The Next Step: Moving on from Question Time

I said the Internets would be ablaze with analysis and accusations over Nick Griffin’s appearance on Question Time. It didn’t take Nostradamus to know that prediction would come true.

Hopefully this post will be the last I need to say on the matter, as I’ll just add this little contribution to the debate: A while ago I was asked to compare the BNP and my experience dealing with the Front National.

Yesterday I was discussing the program with my friend Xavier Garcia, Spokesperson for the Parti Socialiste in the Alpes-Maritimes, who is also a university lecturer on politics in Nice. He wrote his doctoral thesis in Sheffield on the Labour Party of the 1980s.

The conclusion we came to was resolutely against No Platform (Who would have thought?) Here’s a summary of our conversation:

The rise of the BNP was impossible in the 80s and 90s because of the political landscape in Britain. Now, the Labour Party has become a middle class intellectual party and lost/losing its working class credentials (exactly like the PS), meanwhile, the Tory Party, which used to occupy the Right, has moved into the centre.

Most people think it is mainly old people who vote far right, in fact it’s very significantly young people from the working class (for reasons and fear that are discussed to death, like jobs and immigration) and so this space combined with far-rightists are why the BNP is “rising”.

On No Platform, the French parties boycotted the Front for years, and it grew and grew until it established a foothold, feeding and thriving from the notoriety and being “underground” from the mainstream parties.

Then No Platform ended, and the Front enjoyed a little boost (the same boost the BNP might experience after QT) but the FN has been in terminal decline ever since, further accelerated by Sarkozy poaching FN votes. Cameron’s Tories seem centrist, but only time will tell, they could erode the Far-Right electorate. If Labour gets its act together, the BNP will have nowhere left to go provided they are not given the No Platform lifeline of the protest-vote.

It’s incredibly short sighted to claim “told you so” from a 1% increase in the polls immediately after such a media spectacle. Which leads us to…

Tom Miller (a parliamentary candidate) has been asking me to respond to an article in the Guardian: “Ministers warn of poll boost for BNP after Question Time” who seems to have missed this quote from Darth Mandelson:

“In the short term, he [Griffin] may have done himself a favour. But in the long term he has done himself no good at all.”

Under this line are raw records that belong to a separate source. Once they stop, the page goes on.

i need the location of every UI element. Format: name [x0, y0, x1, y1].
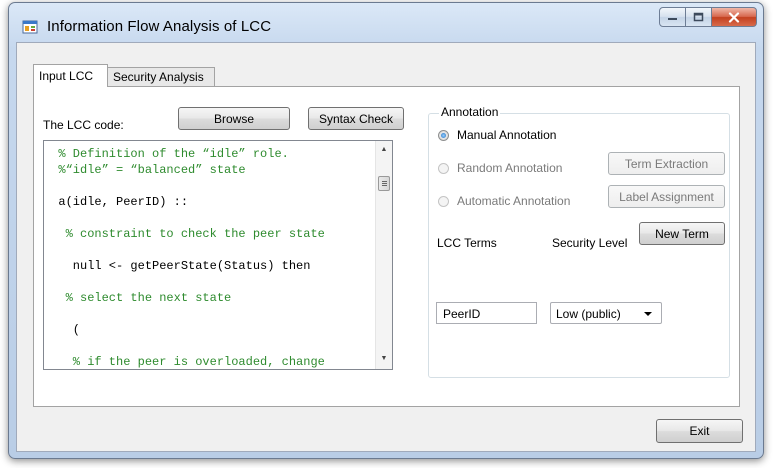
code-line: a(idle, PeerID) ::: [44, 195, 189, 209]
maximize-icon: [693, 12, 704, 22]
tab-security-analysis[interactable]: Security Analysis: [107, 67, 215, 86]
tab-panel-input-lcc: The LCC code: Browse Syntax Check % Defi…: [33, 86, 740, 407]
code-line: (: [44, 323, 81, 337]
code-line: % select the next state: [44, 291, 232, 305]
title-bar[interactable]: Information Flow Analysis of LCC: [9, 3, 763, 43]
security-level-select[interactable]: Low (public): [550, 302, 662, 324]
app-window: Information Flow Analysis of LCC Input L…: [8, 2, 764, 459]
close-icon: [728, 11, 740, 23]
code-scrollbar[interactable]: ▲ ▼: [375, 141, 392, 369]
security-level-label: Security Level: [552, 236, 628, 250]
scroll-down-arrow-icon[interactable]: ▼: [378, 353, 390, 365]
term-extraction-button[interactable]: Term Extraction: [608, 152, 725, 175]
automatic-annotation-radio[interactable]: Automatic Annotation: [438, 194, 570, 208]
scroll-up-arrow-icon[interactable]: ▲: [378, 144, 390, 156]
lcc-code-label: The LCC code:: [43, 118, 124, 132]
code-line: % if the peer is overloaded, change: [44, 355, 325, 369]
close-button[interactable]: [712, 7, 757, 27]
lcc-terms-label: LCC Terms: [437, 236, 497, 250]
lcc-code-editor[interactable]: % Definition of the “idle” role. %“idle”…: [43, 140, 393, 370]
chevron-down-icon: [644, 312, 652, 316]
radio-unselected-icon: [438, 195, 449, 207]
code-line: %“idle” = “balanced” state: [44, 163, 246, 177]
syntax-check-button[interactable]: Syntax Check: [308, 107, 404, 130]
exit-button[interactable]: Exit: [656, 419, 743, 443]
security-level-value: Low (public): [556, 307, 621, 321]
manual-annotation-radio[interactable]: Manual Annotation: [438, 128, 556, 142]
minimize-button[interactable]: [659, 7, 686, 27]
window-title: Information Flow Analysis of LCC: [47, 18, 272, 35]
code-line: null <- getPeerState(Status) then: [44, 259, 311, 273]
tab-input-lcc[interactable]: Input LCC: [33, 64, 108, 87]
minimize-icon: [668, 18, 677, 20]
app-icon: [22, 20, 38, 34]
automatic-annotation-label: Automatic Annotation: [457, 194, 571, 208]
client-area: Input LCC Security Analysis The LCC code…: [16, 42, 756, 452]
radio-selected-icon: [438, 129, 449, 141]
code-line: % constraint to check the peer state: [44, 227, 325, 241]
new-term-button[interactable]: New Term: [639, 222, 725, 245]
scroll-thumb[interactable]: [378, 176, 390, 191]
code-line: % Definition of the “idle” role.: [44, 147, 289, 161]
label-assignment-button[interactable]: Label Assignment: [608, 185, 725, 208]
lcc-term-input[interactable]: PeerID: [436, 302, 537, 324]
manual-annotation-label: Manual Annotation: [457, 128, 557, 142]
annotation-group-title: Annotation: [439, 105, 501, 119]
radio-unselected-icon: [438, 162, 449, 174]
random-annotation-radio[interactable]: Random Annotation: [438, 161, 562, 175]
browse-button[interactable]: Browse: [178, 107, 290, 130]
maximize-button[interactable]: [686, 7, 712, 27]
random-annotation-label: Random Annotation: [457, 161, 563, 175]
caption-buttons: [659, 7, 757, 29]
code-text[interactable]: % Definition of the “idle” role. %“idle”…: [44, 141, 376, 369]
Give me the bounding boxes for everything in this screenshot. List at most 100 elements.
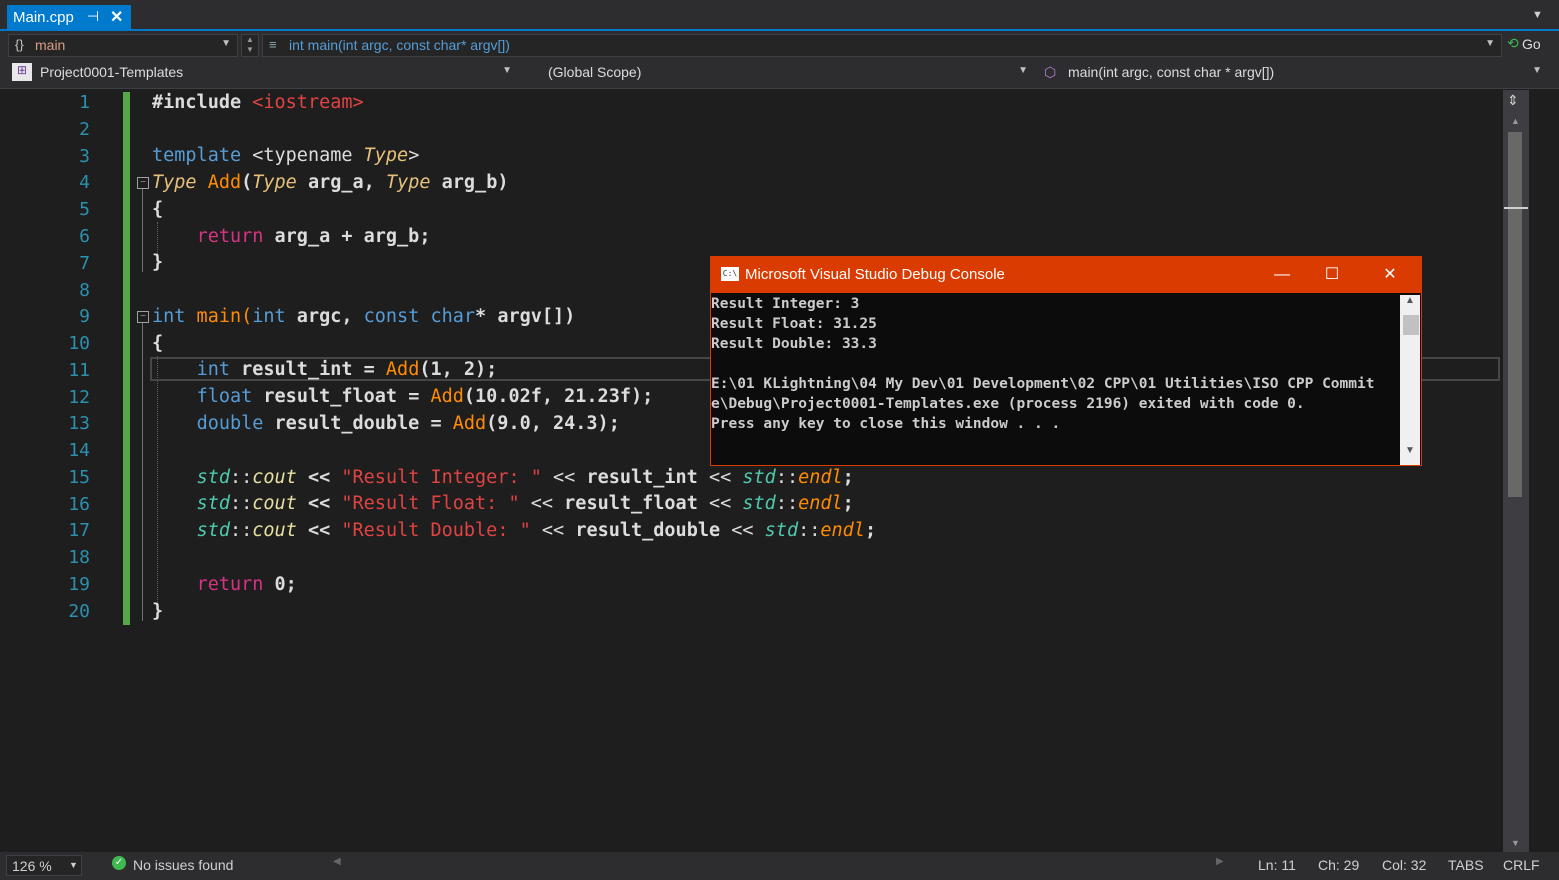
- scrollbar-thumb[interactable]: [1508, 132, 1522, 497]
- code-line-15: std::cout << "Result Integer: " << resul…: [196, 467, 854, 488]
- scroll-right-icon[interactable]: ▶: [1216, 856, 1224, 867]
- navigation-bar-2: ⊞ Project0001-Templates ▼ (Global Scope)…: [0, 60, 1559, 89]
- console-line: Press any key to close this window . . .: [711, 416, 1061, 432]
- cube-icon: ⬡: [1044, 64, 1057, 80]
- pin-icon[interactable]: ⊣: [87, 8, 99, 25]
- code-line-10: {: [152, 333, 164, 354]
- code-line-6: return arg_a + arg_b;: [196, 226, 431, 247]
- line-number: 17: [68, 520, 90, 541]
- chevron-up-icon: ▲: [246, 35, 254, 44]
- global-scope-dropdown[interactable]: (Global Scope) ▼: [522, 62, 1034, 85]
- member-dropdown[interactable]: ≡ int main(int argc, const char* argv[])…: [262, 34, 1502, 57]
- column-indicator[interactable]: Col: 32: [1382, 857, 1426, 873]
- minimize-button[interactable]: —: [1259, 261, 1305, 289]
- editor-status-bar: 126 % ▼ ✓ No issues found ◀ ▶ Ln: 11 Ch:…: [0, 852, 1559, 880]
- code-line-9: int main(int argc, const char* argv[]): [152, 306, 576, 327]
- line-number: 5: [79, 199, 90, 220]
- close-button[interactable]: ✕: [1367, 261, 1413, 289]
- navigation-bar: {} main ▼ ▲ ▼ ≡ int main(int argc, const…: [0, 31, 1559, 60]
- project-dropdown-value: Project0001-Templates: [40, 64, 184, 80]
- chevron-down-icon: ▼: [1018, 65, 1028, 76]
- scroll-up-icon[interactable]: ▲: [1511, 116, 1520, 126]
- project-dropdown[interactable]: ⊞ Project0001-Templates ▼: [8, 62, 518, 85]
- console-line: Result Double: 33.3: [711, 336, 877, 352]
- code-line-7: }: [152, 252, 164, 273]
- line-ending[interactable]: CRLF: [1503, 857, 1540, 873]
- code-editor[interactable]: #include <iostream> template <typename T…: [152, 90, 1492, 850]
- go-label: Go: [1522, 36, 1541, 52]
- tab-main-cpp[interactable]: Main.cpp ⊣ ✕: [7, 5, 131, 31]
- line-number: 12: [68, 387, 90, 408]
- chevron-down-icon: ▼: [502, 65, 512, 76]
- caret-position-marker: [1504, 207, 1528, 209]
- line-number: 7: [79, 253, 90, 274]
- indent-mode[interactable]: TABS: [1448, 857, 1484, 873]
- line-number: 1: [79, 92, 90, 113]
- braces-icon: {}: [15, 37, 24, 52]
- member-dropdown-value: int main(int argc, const char* argv[]): [289, 37, 510, 53]
- line-number: 15: [68, 467, 90, 488]
- scroll-up-icon[interactable]: ▲: [1405, 295, 1415, 306]
- tab-label: Main.cpp: [13, 9, 74, 26]
- tab-overflow-icon[interactable]: ▼: [1532, 9, 1543, 21]
- document-tab-strip: Main.cpp ⊣ ✕ ▼: [0, 0, 1559, 31]
- line-number: 10: [68, 333, 90, 354]
- console-output[interactable]: Result Integer: 3 Result Float: 31.25 Re…: [711, 293, 1399, 465]
- line-number: 14: [68, 440, 90, 461]
- split-window-icon[interactable]: ⇕: [1507, 92, 1519, 109]
- scroll-down-icon[interactable]: ▼: [1405, 445, 1415, 456]
- splitter-arrows[interactable]: ▲ ▼: [241, 34, 259, 57]
- console-app-icon: C:\: [721, 267, 739, 281]
- line-number: 16: [68, 494, 90, 515]
- chevron-down-icon: ▼: [246, 45, 254, 54]
- zoom-dropdown[interactable]: 126 % ▼: [6, 855, 82, 876]
- line-number: 19: [68, 574, 90, 595]
- code-line-1: #include <iostream>: [152, 92, 364, 113]
- line-number: 3: [79, 146, 90, 167]
- method-icon: ≡: [269, 37, 277, 52]
- function-dropdown[interactable]: ⬡ main(int argc, const char * argv[]) ▼: [1038, 62, 1548, 85]
- code-line-11: int result_int = Add(1, 2);: [196, 359, 498, 380]
- change-tracking-bar: [123, 92, 130, 625]
- line-number: 18: [68, 547, 90, 568]
- issues-status[interactable]: No issues found: [133, 857, 233, 873]
- debug-console-window[interactable]: C:\ Microsoft Visual Studio Debug Consol…: [710, 256, 1422, 466]
- scroll-down-icon[interactable]: ▼: [1511, 838, 1520, 848]
- line-numbers: 1 2 3 4 5 6 7 8 9 10 11 12 13 14 15 16 1…: [36, 90, 96, 630]
- line-number: 13: [68, 413, 90, 434]
- line-number: 20: [68, 601, 90, 622]
- fold-line: [142, 189, 143, 272]
- line-number: 2: [79, 119, 90, 140]
- check-circle-icon: ✓: [112, 856, 126, 870]
- console-line: E:\01 KLightning\04 My Dev\01 Developmen…: [711, 376, 1375, 392]
- code-line-12: float result_float = Add(10.02f, 21.23f)…: [196, 386, 654, 407]
- go-arrow-icon: ⟲: [1507, 35, 1519, 51]
- line-number: 8: [79, 280, 90, 301]
- code-line-4: Type Add(Type arg_a, Type arg_b): [152, 172, 509, 193]
- go-button[interactable]: ⟲ Go: [1505, 34, 1559, 57]
- char-indicator[interactable]: Ch: 29: [1318, 857, 1359, 873]
- collapse-icon[interactable]: −: [137, 177, 149, 189]
- code-line-17: std::cout << "Result Double: " << result…: [196, 520, 877, 541]
- scroll-left-icon[interactable]: ◀: [333, 856, 341, 867]
- console-line: e\Debug\Project0001-Templates.exe (proce…: [711, 396, 1305, 412]
- console-line: Result Integer: 3: [711, 296, 860, 312]
- chevron-down-icon: ▼: [1532, 65, 1542, 76]
- project-icon: ⊞: [12, 63, 32, 81]
- console-line: Result Float: 31.25: [711, 316, 877, 332]
- scope-dropdown[interactable]: {} main ▼: [8, 34, 238, 57]
- line-number: 11: [68, 360, 90, 381]
- maximize-button[interactable]: ☐: [1309, 261, 1355, 289]
- console-scroll-thumb[interactable]: [1403, 315, 1419, 335]
- line-indicator[interactable]: Ln: 11: [1258, 857, 1296, 873]
- close-tab-icon[interactable]: ✕: [110, 7, 123, 27]
- chevron-down-icon: ▼: [221, 38, 231, 49]
- scope-dropdown-value: main: [35, 37, 66, 53]
- console-title-bar[interactable]: C:\ Microsoft Visual Studio Debug Consol…: [711, 257, 1421, 293]
- collapse-icon[interactable]: −: [137, 311, 149, 323]
- console-title: Microsoft Visual Studio Debug Console: [745, 266, 1005, 283]
- fold-line: [142, 323, 143, 621]
- chevron-down-icon: ▼: [1485, 38, 1495, 49]
- line-number: 6: [79, 226, 90, 247]
- line-number: 4: [79, 172, 90, 193]
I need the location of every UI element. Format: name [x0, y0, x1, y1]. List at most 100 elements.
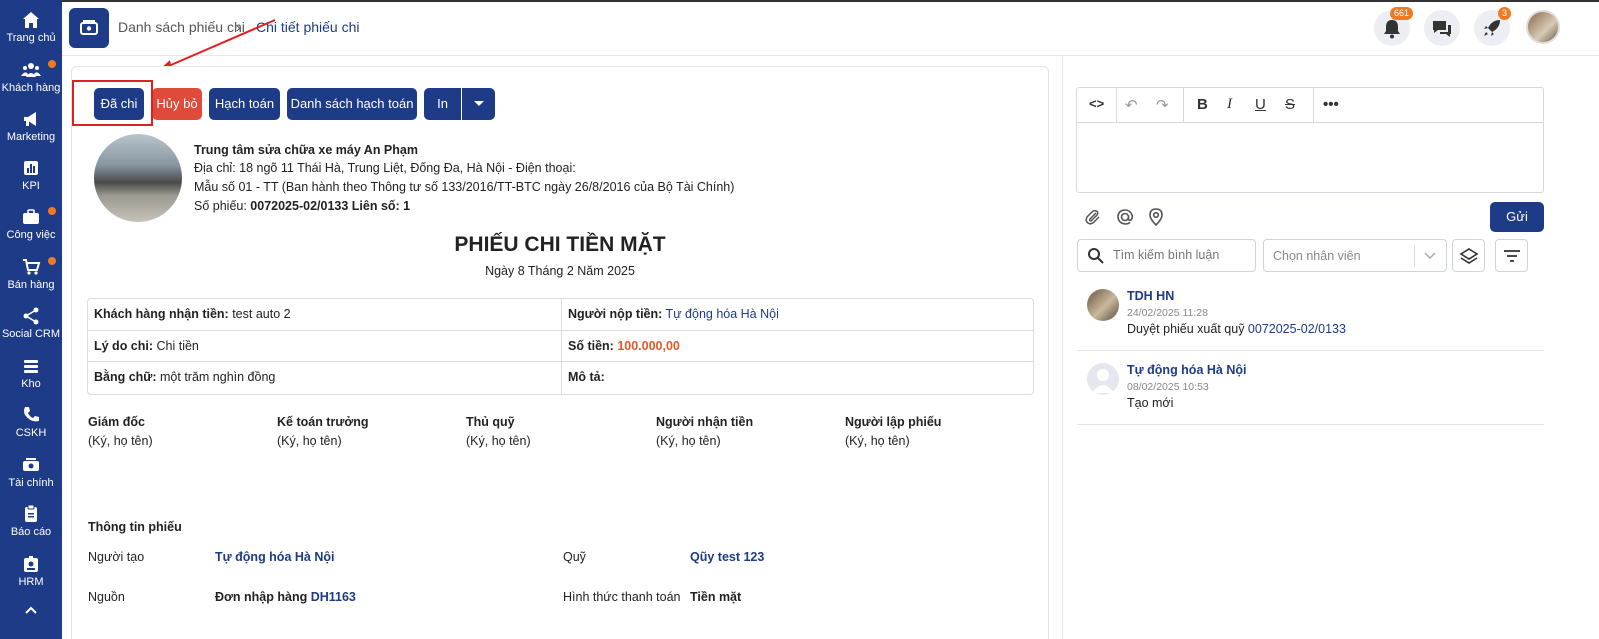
sidebar-item-label: Báo cáo [10, 526, 52, 538]
comment-item: TDH HN 24/02/2025 11:28 Duyệt phiếu xuất… [1077, 289, 1544, 351]
fund-label: Quỹ [563, 550, 586, 564]
signature-recipient: Người nhận tiền (Ký, họ tên) [656, 415, 754, 448]
comment-time: 08/02/2025 10:53 [1127, 381, 1209, 393]
sidebar-item-hrm[interactable]: HRM [0, 554, 62, 588]
employee-select[interactable]: Chọn nhân viên [1263, 239, 1447, 272]
payment-method-label: Hình thức thanh toán [563, 590, 681, 604]
signature-cashier: Thủ quỹ (Ký, họ tên) [466, 415, 531, 448]
sidebar: Trang chủ Khách hàng Marketing KPI Công … [0, 0, 62, 639]
bold-icon[interactable]: B [1197, 96, 1208, 113]
sidebar-item-label: Tài chính [8, 477, 54, 489]
divider [1414, 246, 1415, 266]
share-icon [23, 307, 39, 325]
layers-icon [1459, 248, 1479, 264]
id-card-icon [24, 556, 38, 572]
more-options-icon[interactable]: ••• [1323, 96, 1339, 113]
notifications-button[interactable]: 661 [1374, 7, 1414, 46]
briefcase-icon [23, 209, 39, 224]
quick-launch-count-badge: 3 [1498, 7, 1512, 20]
users-icon [21, 63, 41, 77]
comment-author[interactable]: TDH HN [1127, 289, 1174, 303]
company-logo [94, 134, 182, 222]
cash-icon [23, 458, 39, 471]
table-row: Khách hàng nhận tiền: test auto 2 Người … [88, 299, 1033, 331]
fund-value[interactable]: Qũy test 123 [690, 550, 764, 564]
comment-link[interactable]: 0072025-02/0133 [1248, 322, 1346, 336]
cash-icon [80, 20, 98, 35]
company-name: Trung tâm sửa chữa xe máy An Phạm [194, 143, 418, 157]
editor-toolbar: <> ↶ ↷ B I U S ••• [1077, 88, 1543, 123]
sidebar-item-home[interactable]: Trang chủ [0, 10, 62, 44]
notification-dot [48, 257, 56, 265]
print-button[interactable]: In [424, 88, 461, 120]
layers-button[interactable] [1452, 239, 1485, 272]
caret-down-icon [473, 101, 484, 106]
sidebar-item-customers[interactable]: Khách hàng [0, 60, 62, 94]
sidebar-item-kpi[interactable]: KPI [0, 158, 62, 192]
voucher-info-table: Khách hàng nhận tiền: test auto 2 Người … [87, 298, 1034, 395]
chat-icon [1433, 21, 1451, 37]
voucher-title: PHIẾU CHI TIỀN MẶT [454, 233, 666, 256]
underline-icon[interactable]: U [1255, 96, 1266, 113]
home-icon [23, 12, 39, 28]
comment-author[interactable]: Tự động hóa Hà Nội [1127, 363, 1246, 377]
sidebar-item-label: Kho [21, 378, 41, 390]
comment-search [1077, 239, 1256, 272]
cart-icon [23, 259, 41, 275]
megaphone-icon [24, 112, 36, 126]
comment-text: Tạo mới [1127, 396, 1174, 410]
sidebar-item-customer-care[interactable]: CSKH [0, 405, 62, 439]
sidebar-item-label: KPI [22, 180, 40, 192]
avatar [1087, 289, 1119, 321]
comment-item: Tự động hóa Hà Nội 08/02/2025 10:53 Tạo … [1077, 363, 1544, 425]
chat-button[interactable] [1424, 10, 1460, 46]
module-home-button[interactable] [69, 8, 109, 48]
strikethrough-icon[interactable]: S [1285, 96, 1295, 113]
attachment-icon[interactable] [1084, 208, 1102, 226]
print-options-button[interactable] [462, 88, 495, 120]
send-button[interactable]: Gửi [1490, 202, 1544, 232]
company-address: Địa chỉ: 18 ngõ 11 Thái Hà, Trung Liệt, … [194, 161, 576, 175]
sidebar-item-marketing[interactable]: Marketing [0, 109, 62, 143]
redo-icon[interactable]: ↷ [1156, 96, 1169, 114]
chevron-up-icon [25, 606, 37, 614]
source-label: Nguồn [88, 590, 125, 604]
signature-director: Giám đốc (Ký, họ tên) [88, 415, 153, 448]
location-icon[interactable] [1146, 207, 1166, 227]
sidebar-item-social-crm[interactable]: Social CRM [0, 306, 62, 340]
filter-button[interactable] [1495, 239, 1528, 272]
accounting-list-button[interactable]: Danh sách hạch toán [287, 88, 417, 120]
comment-textarea[interactable] [1077, 123, 1543, 193]
italic-icon[interactable]: I [1227, 96, 1232, 113]
sidebar-item-label: Khách hàng [1, 82, 61, 94]
chart-icon [24, 161, 38, 175]
creator-value[interactable]: Tự động hóa Hà Nội [215, 550, 334, 564]
sidebar-item-tasks[interactable]: Công việc [0, 207, 62, 241]
payer-cell: Người nộp tiền: Tự động hóa Hà Nội [568, 307, 779, 321]
clipboard-icon [25, 504, 37, 522]
sidebar-item-label: Bán hàng [7, 279, 55, 291]
sidebar-item-reports[interactable]: Báo cáo [0, 504, 62, 538]
sidebar-item-label: HRM [18, 576, 44, 588]
sidebar-item-finance[interactable]: Tài chính [0, 455, 62, 489]
source-value: Đơn nhập hàng DH1163 [215, 590, 356, 604]
top-divider [62, 0, 1599, 2]
quick-launch-button[interactable]: 3 [1474, 7, 1512, 46]
comment-search-input[interactable] [1113, 248, 1251, 262]
cancel-button[interactable]: Hủy bỏ [152, 88, 202, 120]
sidebar-collapse-button[interactable] [0, 600, 62, 622]
search-icon [1088, 248, 1104, 264]
amount-cell: Số tiền: 100.000,00 [568, 338, 680, 353]
notification-count-badge: 661 [1390, 7, 1414, 20]
sidebar-item-sales[interactable]: Bán hàng [0, 257, 62, 291]
undo-icon[interactable]: ↶ [1125, 96, 1138, 114]
sidebar-item-warehouse[interactable]: Kho [0, 356, 62, 390]
source-code-link[interactable]: DH1163 [311, 590, 356, 604]
reason-cell: Lý do chi: Chi tiền [88, 330, 562, 362]
accounting-button[interactable]: Hạch toán [209, 88, 280, 120]
mention-icon[interactable] [1115, 207, 1135, 227]
sidebar-item-label: Công việc [6, 229, 56, 241]
highlight-box [72, 80, 153, 126]
code-view-icon[interactable]: <> [1089, 96, 1104, 111]
user-avatar[interactable] [1526, 10, 1560, 44]
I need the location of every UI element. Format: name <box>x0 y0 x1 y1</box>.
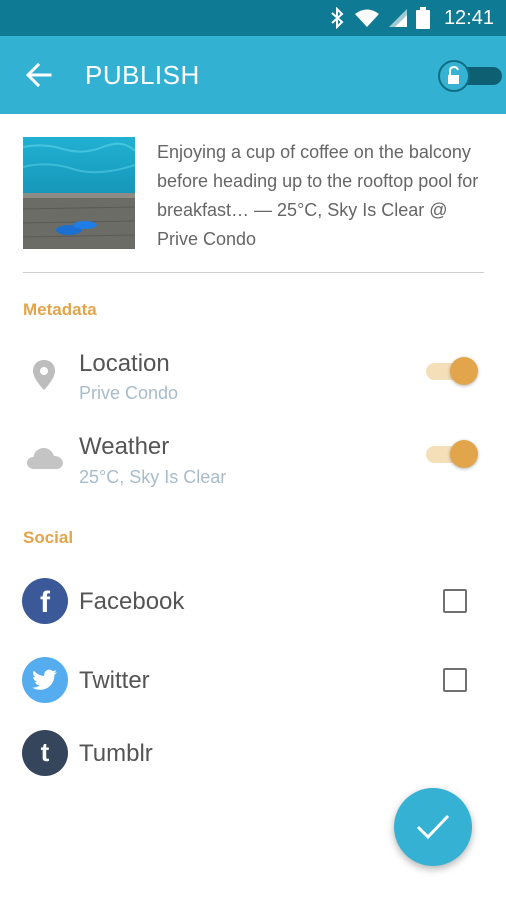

Not to mention missing this (much better) piece from the UK Polling Report, YouGov verdict on BNP’s Question Time which highlights:

The topline voting intentions, with changes from the poll last weekend, are CON 40%(-1), LAB 27%(-3), LDEM 19%(+2), BNP 3%(+1). So while the BNP support is up, it is nothing significant. 2-3% has been pretty much the norm for their support over the last couple of months, and the most recent YouGov/Telegraph poll at the end of September also had them at 3%.

Then just as a side note:

What has changed was attitudes to the BBC’s decision to invite Griffin onto Question Time. At the weekend 63% thought it was right, 23% wrong. Now the balance of opinion has shifted further in favour of the BBC’s decision, 74% thinking it was right, and only 11% wrong.

I can’t believe anybody would think that the first appearance of the BNP on the Question Time would be a make-or-break situation and then we could all go home. This was the first battle in the war against the Far-Right, and we can choose to fight it, or regress to No Platform.

PS. I am in Britain this week, hoping to spend it with my girlfriend. Sorry Tom for not replying to your incredibly urgent Tweet until you mentioned it three times!